Please understand that I’m not saying it’s your responsibility to try to figure out what his issues are or why he’s behaving inappropriately.  By talking to him as I suggested, you’re giving him the opportunity to tell you IF he has a problem with you and to clear the air and have a pleasant relationship.  He may or may not be receptive. 

Also, sometimes a spouse will defend the bad behavior or minimize it. . .”He doesn’t mean any harm”, etc.  If BIL doesn’t mend his ways, you might have to limit interaction with your sister to times when he isn’t there or tell her to visit you (without him).  Just saying that might be the only solution. 

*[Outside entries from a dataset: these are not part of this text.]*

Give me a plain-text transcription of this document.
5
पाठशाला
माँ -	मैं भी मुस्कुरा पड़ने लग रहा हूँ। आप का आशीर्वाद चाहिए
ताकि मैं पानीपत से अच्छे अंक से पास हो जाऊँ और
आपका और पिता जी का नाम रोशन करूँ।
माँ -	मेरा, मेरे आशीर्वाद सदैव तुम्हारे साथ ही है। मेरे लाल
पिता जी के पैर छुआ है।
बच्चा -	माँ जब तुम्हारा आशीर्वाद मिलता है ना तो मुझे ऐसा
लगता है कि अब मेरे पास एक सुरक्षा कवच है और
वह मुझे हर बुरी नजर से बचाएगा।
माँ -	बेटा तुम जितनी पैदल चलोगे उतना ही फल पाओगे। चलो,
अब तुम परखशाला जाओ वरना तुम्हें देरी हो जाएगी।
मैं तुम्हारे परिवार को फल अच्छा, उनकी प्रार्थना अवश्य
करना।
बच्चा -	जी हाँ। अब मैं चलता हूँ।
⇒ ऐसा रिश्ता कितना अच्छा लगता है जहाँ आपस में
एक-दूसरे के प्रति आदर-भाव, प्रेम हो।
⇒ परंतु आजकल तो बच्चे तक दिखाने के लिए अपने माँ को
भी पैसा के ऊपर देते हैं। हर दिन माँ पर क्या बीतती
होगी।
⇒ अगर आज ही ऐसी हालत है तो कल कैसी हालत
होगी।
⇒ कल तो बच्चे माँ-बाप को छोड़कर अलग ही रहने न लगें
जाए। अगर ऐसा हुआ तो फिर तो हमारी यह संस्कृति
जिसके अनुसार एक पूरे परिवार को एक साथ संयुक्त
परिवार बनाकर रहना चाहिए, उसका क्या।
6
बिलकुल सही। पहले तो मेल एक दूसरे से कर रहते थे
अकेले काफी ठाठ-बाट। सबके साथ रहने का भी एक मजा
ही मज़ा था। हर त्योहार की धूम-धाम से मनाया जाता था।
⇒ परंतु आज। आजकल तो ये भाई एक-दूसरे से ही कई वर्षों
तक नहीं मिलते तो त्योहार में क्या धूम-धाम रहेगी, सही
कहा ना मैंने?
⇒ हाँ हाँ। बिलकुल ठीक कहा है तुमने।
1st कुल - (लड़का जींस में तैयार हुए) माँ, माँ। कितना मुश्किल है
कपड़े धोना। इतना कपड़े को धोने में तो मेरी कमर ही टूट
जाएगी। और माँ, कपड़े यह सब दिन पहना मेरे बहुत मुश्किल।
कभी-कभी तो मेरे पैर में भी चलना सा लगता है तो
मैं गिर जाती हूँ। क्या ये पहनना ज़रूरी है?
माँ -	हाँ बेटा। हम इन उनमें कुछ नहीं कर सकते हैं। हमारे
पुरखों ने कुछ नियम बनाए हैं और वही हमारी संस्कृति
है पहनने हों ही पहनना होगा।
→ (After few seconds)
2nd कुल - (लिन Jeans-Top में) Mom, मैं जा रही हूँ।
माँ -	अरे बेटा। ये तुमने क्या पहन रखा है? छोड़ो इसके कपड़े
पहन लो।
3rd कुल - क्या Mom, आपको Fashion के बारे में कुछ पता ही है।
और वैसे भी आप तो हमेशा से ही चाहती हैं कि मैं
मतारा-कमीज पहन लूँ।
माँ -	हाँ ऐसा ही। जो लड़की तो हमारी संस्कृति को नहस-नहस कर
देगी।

But first you must deal with this by attempting to talk to him.

iVillage Member
Registered: 10-14-2003
Wed, 10-03-2012 - 8:08am

I agree with the others.  Tell him.  Perhaps you can discuss this with him on the side.  Tell him that his comments, although he thinks he's just teasing you, actually hurt.  If you have a heartfelt discussion with him and ask him to stop, he just might.  If he doesn't, then you are going to have to distance yourself.

iVillage Member
Registered: 06-12-2011
Wed, 10-03-2012 - 1:22am

You should put on your big girl pants and tell the jerk that you don't appreciate his comments or think he is funny and you want him to stop with the comments. If he continues to disrespect your feelings tell your sister that you love her and the kids but you will not subject yourself to her husband any more. If your sister can't understand your feelings and back you up you may have to love her from a distance. Your feelings matter and you should not put your feelings on the back burner to keep the peace.